According to the documentation of overload the actual implementation should be ignored by the type-checker which apparently is not the case here. Taking this as a given, simply annotating the actual implementation with
def __init__(
self,
array: npt.ArrayLike,
*,
upper_bounds: npt.ArrayLike | None,
lower_bounds: npt.ArrayLike | None,
) -> None:
to rectify the falsely inferred "float" type does not seem to do the trick, as it leads to the errors
> Argument of type "ArrayLike | None" cannot be assigned to parameter "a_min" of type "None" in function "clip"
> Argument of type "ArrayLike | None" cannot be assigned to parameter "a_max" of type "ArrayLike" in function "clip"
even though I specifically try to prevent that with the type guard.
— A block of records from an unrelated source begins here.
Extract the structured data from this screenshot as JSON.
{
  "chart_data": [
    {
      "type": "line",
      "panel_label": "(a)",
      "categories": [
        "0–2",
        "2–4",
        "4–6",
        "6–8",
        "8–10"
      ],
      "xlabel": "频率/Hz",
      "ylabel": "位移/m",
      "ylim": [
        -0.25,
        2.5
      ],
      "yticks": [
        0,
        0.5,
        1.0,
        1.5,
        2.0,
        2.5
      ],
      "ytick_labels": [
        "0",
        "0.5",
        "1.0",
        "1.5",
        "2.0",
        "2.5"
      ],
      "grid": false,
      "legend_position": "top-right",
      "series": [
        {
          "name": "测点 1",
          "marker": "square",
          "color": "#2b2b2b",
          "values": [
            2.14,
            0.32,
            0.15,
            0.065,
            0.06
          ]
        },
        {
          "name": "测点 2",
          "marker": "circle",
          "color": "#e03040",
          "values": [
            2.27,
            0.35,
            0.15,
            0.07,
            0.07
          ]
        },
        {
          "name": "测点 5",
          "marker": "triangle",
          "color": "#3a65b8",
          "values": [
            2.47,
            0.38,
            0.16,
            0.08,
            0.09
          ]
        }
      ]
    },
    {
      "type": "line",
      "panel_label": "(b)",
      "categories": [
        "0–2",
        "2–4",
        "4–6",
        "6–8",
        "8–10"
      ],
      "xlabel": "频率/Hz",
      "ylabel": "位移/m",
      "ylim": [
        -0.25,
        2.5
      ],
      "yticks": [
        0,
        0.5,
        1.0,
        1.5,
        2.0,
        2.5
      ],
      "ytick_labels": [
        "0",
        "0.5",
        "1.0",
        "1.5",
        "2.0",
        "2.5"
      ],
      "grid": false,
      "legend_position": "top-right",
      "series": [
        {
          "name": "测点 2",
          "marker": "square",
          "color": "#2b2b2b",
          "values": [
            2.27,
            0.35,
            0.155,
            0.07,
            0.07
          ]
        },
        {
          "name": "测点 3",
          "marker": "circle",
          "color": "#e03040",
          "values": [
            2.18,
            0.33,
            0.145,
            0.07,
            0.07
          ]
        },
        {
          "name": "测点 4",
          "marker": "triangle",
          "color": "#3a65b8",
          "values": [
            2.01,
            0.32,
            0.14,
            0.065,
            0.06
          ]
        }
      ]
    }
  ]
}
The only way I have found to not get any errors is annotating the implementation like
def __init__(
self,
array,
*,
upper_bounds=None,
lower_bounds: npt.ArrayLike | None = 0.0,
):
but it seems to be quite inconsistent to me (only annotating a single variable). Am I missing anything, is this just a buggy implementation, is there a different solution or is it supposed to work this way?